There is 1 unit that is doing multiplication,
there is a lot that can do addition.

Addition has a latency of 0.5 cycle at intel so to speak and 0.33 cycle or so at AMD (i could be off by 0.17 or so as i checked the i7 handbooks quickly a while ago for all kind of stuff, not the AMD ones).

Multiplication is important for FFT and matrix calculations. Adding goes rather quick. Enough units to do it. Just 1 for multiplication.

So that matters, the rest doesn't except when it becomes a bottleneck.
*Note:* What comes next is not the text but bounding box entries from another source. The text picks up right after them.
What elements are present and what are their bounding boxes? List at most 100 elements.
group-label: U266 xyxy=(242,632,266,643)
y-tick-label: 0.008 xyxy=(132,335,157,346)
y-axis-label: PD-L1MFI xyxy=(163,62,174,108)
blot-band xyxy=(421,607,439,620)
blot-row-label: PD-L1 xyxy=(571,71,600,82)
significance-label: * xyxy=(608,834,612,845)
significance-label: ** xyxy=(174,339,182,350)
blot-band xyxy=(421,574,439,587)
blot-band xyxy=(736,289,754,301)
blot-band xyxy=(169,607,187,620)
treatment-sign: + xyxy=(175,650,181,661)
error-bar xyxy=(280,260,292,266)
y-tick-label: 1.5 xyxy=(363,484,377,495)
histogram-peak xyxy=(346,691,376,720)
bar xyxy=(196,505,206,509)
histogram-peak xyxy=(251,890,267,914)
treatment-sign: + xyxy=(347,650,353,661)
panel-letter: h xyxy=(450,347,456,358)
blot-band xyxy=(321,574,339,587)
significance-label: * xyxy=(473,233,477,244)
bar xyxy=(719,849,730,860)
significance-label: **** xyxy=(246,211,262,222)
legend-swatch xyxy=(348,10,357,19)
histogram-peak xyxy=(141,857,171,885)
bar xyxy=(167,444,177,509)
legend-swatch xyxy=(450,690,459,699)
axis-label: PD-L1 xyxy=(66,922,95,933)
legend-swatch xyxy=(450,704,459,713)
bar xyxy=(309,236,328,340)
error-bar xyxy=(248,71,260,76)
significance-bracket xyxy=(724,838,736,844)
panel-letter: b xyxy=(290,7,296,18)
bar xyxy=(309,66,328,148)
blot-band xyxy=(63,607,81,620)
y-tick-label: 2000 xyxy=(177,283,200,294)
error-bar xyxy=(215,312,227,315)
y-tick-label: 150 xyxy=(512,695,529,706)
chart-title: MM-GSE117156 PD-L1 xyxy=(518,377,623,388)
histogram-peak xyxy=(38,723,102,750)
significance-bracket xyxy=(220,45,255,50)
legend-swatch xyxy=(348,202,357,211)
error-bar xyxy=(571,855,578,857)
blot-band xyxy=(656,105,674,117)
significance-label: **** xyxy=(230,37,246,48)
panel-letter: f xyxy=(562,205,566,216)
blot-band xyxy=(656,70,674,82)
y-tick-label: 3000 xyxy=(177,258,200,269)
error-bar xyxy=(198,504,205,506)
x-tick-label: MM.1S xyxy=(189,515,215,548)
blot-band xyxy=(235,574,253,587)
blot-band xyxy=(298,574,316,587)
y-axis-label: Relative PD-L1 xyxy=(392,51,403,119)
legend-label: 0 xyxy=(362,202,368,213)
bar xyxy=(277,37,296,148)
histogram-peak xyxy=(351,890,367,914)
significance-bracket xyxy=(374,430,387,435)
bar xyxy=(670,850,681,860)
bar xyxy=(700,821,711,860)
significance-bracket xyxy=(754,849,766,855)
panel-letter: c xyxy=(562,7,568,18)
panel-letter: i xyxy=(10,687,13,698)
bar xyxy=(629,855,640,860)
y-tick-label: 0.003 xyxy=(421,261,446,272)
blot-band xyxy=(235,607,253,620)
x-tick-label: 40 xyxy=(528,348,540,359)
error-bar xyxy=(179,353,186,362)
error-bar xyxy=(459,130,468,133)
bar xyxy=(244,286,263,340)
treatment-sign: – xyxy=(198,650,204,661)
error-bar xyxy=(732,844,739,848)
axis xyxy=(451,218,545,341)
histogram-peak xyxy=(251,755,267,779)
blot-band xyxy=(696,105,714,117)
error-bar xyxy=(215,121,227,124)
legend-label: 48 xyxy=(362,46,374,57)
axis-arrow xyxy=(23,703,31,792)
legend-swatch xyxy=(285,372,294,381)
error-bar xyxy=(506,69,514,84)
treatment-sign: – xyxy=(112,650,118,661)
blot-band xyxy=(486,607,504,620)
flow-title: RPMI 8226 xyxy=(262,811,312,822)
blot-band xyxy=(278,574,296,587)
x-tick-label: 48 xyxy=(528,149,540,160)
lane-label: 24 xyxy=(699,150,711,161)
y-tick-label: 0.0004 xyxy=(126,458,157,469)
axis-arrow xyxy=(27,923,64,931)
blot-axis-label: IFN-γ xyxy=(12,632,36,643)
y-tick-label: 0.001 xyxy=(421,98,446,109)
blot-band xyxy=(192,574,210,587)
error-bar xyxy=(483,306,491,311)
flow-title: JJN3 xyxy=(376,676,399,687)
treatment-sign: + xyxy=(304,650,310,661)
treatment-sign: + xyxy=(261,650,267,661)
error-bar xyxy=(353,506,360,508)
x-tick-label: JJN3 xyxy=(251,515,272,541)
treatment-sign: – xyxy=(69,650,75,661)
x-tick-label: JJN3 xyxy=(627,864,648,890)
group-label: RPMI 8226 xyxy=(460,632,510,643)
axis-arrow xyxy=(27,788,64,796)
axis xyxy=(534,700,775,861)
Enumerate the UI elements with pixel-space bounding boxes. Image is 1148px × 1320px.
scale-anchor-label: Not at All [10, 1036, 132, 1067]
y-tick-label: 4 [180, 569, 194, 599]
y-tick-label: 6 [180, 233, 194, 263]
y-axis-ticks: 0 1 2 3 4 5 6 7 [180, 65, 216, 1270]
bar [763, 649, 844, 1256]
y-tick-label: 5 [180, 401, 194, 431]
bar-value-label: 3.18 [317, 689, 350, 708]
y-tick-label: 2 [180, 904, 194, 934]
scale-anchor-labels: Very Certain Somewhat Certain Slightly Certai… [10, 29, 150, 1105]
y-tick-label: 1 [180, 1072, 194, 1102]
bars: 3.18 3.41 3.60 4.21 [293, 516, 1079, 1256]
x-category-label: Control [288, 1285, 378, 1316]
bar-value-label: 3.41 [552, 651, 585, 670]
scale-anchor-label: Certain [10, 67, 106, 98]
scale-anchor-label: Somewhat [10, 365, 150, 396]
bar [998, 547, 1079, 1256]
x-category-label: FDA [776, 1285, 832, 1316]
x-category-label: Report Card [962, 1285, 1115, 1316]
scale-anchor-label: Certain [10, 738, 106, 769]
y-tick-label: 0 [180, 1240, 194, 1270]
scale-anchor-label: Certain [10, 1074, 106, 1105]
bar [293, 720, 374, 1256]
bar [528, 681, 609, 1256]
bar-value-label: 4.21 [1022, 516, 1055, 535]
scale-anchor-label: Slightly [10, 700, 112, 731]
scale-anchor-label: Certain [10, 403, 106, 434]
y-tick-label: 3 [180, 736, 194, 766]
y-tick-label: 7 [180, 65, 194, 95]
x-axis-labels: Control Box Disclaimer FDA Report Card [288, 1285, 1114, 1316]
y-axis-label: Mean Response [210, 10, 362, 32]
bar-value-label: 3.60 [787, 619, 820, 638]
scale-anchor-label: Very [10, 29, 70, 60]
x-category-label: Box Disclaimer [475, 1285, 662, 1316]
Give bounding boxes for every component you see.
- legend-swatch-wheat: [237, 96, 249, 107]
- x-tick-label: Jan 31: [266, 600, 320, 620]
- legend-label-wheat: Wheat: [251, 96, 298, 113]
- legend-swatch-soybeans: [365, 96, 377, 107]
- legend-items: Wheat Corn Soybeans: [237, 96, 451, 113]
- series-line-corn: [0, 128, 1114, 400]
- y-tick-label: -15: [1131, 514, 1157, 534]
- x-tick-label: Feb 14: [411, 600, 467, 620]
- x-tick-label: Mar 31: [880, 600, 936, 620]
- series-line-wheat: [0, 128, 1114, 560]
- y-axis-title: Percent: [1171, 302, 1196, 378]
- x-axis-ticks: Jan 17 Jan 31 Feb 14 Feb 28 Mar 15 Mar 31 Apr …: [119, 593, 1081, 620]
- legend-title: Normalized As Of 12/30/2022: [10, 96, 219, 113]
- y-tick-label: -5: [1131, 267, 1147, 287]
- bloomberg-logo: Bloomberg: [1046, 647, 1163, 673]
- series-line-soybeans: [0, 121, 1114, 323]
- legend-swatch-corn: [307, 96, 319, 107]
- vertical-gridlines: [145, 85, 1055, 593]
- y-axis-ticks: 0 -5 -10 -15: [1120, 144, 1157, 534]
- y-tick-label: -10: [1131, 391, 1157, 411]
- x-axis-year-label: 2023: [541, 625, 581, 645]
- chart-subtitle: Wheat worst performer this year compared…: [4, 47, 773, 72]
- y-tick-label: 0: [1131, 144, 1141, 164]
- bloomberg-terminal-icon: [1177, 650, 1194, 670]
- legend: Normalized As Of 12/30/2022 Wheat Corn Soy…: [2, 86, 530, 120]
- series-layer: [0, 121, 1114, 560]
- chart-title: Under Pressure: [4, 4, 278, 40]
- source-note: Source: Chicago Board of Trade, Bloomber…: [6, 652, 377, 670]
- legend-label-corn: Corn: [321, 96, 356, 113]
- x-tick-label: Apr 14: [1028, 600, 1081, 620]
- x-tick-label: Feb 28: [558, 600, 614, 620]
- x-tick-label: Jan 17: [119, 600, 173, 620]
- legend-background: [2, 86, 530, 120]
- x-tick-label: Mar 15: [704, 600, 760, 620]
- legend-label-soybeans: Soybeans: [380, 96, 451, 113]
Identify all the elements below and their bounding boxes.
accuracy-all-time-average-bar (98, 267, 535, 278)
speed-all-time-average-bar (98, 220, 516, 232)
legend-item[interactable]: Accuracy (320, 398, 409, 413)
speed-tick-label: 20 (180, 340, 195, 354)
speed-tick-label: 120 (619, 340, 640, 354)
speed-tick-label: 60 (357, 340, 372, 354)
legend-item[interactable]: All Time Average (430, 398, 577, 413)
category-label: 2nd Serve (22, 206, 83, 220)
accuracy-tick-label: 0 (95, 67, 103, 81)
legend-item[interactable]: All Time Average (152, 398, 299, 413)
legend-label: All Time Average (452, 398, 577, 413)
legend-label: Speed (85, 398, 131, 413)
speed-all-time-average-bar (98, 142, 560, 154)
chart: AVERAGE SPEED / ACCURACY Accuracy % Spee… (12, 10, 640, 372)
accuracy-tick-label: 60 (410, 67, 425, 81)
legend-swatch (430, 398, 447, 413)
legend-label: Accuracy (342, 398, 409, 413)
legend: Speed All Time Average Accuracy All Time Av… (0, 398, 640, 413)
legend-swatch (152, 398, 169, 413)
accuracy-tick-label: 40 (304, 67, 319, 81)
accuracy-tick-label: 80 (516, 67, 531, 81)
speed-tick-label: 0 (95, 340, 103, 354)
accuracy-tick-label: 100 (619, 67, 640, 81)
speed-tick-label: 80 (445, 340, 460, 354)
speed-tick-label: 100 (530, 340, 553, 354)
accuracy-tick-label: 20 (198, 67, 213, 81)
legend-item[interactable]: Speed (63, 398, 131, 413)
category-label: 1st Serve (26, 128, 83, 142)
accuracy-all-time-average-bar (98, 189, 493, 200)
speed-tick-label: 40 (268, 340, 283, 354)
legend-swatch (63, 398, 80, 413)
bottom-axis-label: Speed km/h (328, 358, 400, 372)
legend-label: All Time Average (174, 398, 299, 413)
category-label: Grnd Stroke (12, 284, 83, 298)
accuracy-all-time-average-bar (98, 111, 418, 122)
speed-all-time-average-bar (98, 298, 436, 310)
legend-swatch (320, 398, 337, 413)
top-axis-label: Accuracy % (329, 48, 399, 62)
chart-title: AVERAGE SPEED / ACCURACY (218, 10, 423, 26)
>BTW, what sort of multiplication has shorter latency on AMD? I can think only about
>integer 64x64=>128b that is very rare in hand-coded asm and never generated by compilers.
>>Yet these differences are that tiny, that any claim there of 50%+ is total ballony.
>It is absolutely correct that on single-threaded dense computational kernels running
>out of L1/L2 cache and at the same clock frequency Intel's Merom, Penryn, Nehalem
>aas well as AMD's Greyhound (Barcelona) and Shanghai cores are all within few per
>cents +- of each other. If the kernels did not include packed SSE instructions then
>you could add Intel' Dothan, Yonah and AMD Hammer to the same list. Actually, in
>my own scalar kernels I found Nehalem rather consistently lagging behind Penryn.
>although that was not the case for SIMD kernels.
>However that absolutely correct observation has nothing to do with the industry standard benchmarks on real CPUs that
>A. Multithreaded
>B. Run at different clock frequencies
>C. Not dense
>D. Could fit in onchip cache on one CPU but not on another (that what hurts Bracelona most)
>Points A+C and D give big edge to Nehalem because it has both SMT and much faster
>external memory access than any of competitors.
>>It's just compiler and L3 based all these claims for just a few software programs.
>>If you see clearly how moving from intel c++ 10.0 to 11.0 is a huge improvement
>>at core2 already, obviously the compiler team did do a great job.
>Are you sure that Oracle and IBM JVMs compiled with Intel compiler?
>>I see i7 as a very logical step from core2, yet for performance a tiny step, if
>>you look single socket. Of course this allows intel now to scale to 2 and maybe soon 4 sockets.
>>>However, if you are truly interested in how Nehalem stacks up against Shanghai,
>>>you can search the following, scores for both processors are now in the database:
>>A $100 billion company, well it used to be, that just gets benchmarked for a few
>>programs, that's not a rather good idea.
>>Turboboost, HT, more power budget, it sure helps to look better.
>>It's not a help in practice; the X series that eat so much more power, that these
>>can increase their clockfrequency a lot more with turboboost than the E series,
>>whereas all HPC centers will be buying nearly always the E series and some, also
>>datacenters, already announced turboboost will get turned off. If i look at ebay
>>now, the L series 54xx still are a lot more expensive than the E series, how comes?
>>>Also, using a QX9770 in the comparision is not a bad idea, but it is also not a
>>>server branded CPU. It is irrelevant anyway, a few hundred MHz won't change the result.